Genetic modification treats children as products to be designed, perfected, manipulated, and controlled. Children are no
longer viewed as gifts, but as commodities. Many have voiced the concern that various forms of assisted reproduction
can have a detrimental effect on how parents view their children. More recently, Michael Sandel has developed the
argument that genetic modification is problematic because it represents...a kind of hyperagency – a Promethean
aspiration to remake nature, including human nature, to serve our purposes and satisfy our desires.
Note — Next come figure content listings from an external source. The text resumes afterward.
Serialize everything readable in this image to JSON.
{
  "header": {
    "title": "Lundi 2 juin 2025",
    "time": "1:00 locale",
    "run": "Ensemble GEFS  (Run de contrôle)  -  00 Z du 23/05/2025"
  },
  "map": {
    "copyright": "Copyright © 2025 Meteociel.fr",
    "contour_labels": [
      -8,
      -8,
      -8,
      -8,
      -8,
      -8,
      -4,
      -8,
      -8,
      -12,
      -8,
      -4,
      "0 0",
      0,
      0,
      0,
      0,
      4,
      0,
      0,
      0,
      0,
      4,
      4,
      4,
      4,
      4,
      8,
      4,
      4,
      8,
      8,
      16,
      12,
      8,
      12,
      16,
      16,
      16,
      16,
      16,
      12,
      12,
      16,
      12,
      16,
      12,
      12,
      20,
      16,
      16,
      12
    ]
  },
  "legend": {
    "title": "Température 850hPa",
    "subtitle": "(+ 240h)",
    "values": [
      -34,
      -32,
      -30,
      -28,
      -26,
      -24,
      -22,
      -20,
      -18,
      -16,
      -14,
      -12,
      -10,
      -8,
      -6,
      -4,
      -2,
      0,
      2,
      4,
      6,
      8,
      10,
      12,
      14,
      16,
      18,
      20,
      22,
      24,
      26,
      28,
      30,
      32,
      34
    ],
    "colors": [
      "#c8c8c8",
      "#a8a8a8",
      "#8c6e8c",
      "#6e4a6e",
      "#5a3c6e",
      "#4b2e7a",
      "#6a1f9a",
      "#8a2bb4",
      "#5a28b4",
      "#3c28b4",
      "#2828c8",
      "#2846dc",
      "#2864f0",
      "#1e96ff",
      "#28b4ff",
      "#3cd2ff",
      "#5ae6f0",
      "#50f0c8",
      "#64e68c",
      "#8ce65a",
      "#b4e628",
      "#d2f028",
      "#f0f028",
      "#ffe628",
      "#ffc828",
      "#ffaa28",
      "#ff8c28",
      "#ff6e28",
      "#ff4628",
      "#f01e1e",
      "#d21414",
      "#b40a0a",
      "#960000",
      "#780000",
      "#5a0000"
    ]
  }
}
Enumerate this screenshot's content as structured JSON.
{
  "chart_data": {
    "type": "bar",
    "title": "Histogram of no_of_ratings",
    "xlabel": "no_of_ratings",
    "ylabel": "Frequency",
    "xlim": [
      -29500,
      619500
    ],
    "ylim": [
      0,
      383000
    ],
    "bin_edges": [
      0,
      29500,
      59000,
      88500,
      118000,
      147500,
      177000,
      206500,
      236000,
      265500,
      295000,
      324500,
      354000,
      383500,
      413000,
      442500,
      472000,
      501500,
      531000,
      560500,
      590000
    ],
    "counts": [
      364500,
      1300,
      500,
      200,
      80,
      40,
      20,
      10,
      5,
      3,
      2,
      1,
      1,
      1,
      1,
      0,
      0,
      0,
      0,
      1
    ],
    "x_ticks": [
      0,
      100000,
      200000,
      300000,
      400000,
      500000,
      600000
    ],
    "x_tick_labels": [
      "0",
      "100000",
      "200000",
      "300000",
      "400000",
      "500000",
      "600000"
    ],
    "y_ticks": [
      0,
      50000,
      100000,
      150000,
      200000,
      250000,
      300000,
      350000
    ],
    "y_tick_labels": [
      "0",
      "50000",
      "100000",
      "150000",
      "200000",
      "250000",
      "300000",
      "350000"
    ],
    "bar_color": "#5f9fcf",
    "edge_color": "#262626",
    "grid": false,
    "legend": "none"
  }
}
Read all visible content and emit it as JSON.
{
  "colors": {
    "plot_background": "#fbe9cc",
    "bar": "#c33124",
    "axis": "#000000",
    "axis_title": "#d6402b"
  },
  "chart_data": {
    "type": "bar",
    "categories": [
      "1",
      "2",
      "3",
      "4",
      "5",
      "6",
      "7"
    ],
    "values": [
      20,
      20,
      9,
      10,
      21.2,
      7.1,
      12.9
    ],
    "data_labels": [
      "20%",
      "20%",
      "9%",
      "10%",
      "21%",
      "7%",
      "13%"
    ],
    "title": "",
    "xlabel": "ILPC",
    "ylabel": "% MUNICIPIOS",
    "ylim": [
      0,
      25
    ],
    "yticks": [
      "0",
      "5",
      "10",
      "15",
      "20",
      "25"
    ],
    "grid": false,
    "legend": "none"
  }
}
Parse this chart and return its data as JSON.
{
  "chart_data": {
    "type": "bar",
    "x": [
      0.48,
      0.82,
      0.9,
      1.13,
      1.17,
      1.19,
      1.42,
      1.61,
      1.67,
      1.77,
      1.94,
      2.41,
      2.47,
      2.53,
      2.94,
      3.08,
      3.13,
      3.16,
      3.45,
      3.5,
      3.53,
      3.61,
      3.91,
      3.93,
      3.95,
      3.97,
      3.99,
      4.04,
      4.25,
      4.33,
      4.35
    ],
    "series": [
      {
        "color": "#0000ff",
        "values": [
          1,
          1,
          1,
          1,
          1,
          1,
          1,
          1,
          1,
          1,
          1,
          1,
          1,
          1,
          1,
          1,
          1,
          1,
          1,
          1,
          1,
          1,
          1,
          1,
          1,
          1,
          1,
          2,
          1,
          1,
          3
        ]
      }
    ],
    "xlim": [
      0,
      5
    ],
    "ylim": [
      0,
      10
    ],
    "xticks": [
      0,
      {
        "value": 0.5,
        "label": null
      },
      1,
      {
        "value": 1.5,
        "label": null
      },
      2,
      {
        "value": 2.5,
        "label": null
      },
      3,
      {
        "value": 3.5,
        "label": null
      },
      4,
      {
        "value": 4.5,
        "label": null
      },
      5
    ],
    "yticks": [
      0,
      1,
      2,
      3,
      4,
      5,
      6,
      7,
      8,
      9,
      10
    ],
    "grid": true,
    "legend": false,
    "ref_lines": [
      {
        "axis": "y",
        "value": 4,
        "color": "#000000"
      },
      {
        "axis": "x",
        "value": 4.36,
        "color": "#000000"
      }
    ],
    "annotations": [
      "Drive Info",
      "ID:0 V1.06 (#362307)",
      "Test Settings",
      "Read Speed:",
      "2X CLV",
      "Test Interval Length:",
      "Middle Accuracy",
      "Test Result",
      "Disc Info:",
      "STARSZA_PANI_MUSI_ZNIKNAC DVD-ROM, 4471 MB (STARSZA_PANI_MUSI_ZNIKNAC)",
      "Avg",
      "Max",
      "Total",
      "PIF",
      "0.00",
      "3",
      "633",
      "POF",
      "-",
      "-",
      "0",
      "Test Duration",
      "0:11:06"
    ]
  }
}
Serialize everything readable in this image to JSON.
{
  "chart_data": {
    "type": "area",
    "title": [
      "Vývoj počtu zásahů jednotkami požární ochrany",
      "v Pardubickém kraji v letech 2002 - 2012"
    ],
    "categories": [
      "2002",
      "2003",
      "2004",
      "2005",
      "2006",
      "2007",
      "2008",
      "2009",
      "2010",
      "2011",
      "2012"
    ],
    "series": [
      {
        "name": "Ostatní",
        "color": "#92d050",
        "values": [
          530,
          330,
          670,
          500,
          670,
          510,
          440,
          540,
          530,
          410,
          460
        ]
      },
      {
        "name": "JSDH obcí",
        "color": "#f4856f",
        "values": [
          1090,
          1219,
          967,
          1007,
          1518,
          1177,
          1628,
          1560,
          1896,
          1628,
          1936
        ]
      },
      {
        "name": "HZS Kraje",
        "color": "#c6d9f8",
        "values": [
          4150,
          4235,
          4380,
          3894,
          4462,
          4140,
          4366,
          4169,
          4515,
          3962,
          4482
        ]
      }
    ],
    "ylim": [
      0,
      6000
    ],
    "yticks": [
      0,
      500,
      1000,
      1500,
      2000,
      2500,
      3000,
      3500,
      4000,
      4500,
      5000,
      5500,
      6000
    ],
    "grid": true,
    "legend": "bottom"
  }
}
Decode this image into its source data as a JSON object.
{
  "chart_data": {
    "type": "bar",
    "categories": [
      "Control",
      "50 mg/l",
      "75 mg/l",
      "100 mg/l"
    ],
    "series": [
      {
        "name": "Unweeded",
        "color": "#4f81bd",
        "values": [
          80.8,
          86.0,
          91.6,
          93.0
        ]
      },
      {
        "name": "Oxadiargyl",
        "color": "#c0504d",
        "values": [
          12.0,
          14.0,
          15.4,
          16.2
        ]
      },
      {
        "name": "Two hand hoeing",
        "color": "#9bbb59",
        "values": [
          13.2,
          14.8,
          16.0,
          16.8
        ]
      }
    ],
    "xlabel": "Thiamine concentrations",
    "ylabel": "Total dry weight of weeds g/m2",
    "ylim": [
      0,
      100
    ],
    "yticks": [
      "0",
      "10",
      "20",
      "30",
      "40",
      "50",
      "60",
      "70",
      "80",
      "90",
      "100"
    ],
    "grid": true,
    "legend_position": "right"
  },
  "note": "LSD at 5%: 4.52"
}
The problem is not
the drift to mechanism but the drive to mastery. And what the drive to mastery misses and may even destroy is an
appreciation of the gifted character of human powers and achievements...The problem is not that parents usurp the
autonomy of a child they design. The problem lies in the hubris of the designing parents, in their drive to master the
mystery of birth. The problem with genetic enhancement, according to this argument, is that it gives parents too much
control over the traits of their children. In another common articulation of this critique, parents and others supporting
genetic modification are accused of desiring to "play God", and of designing children to fulfil their own desires.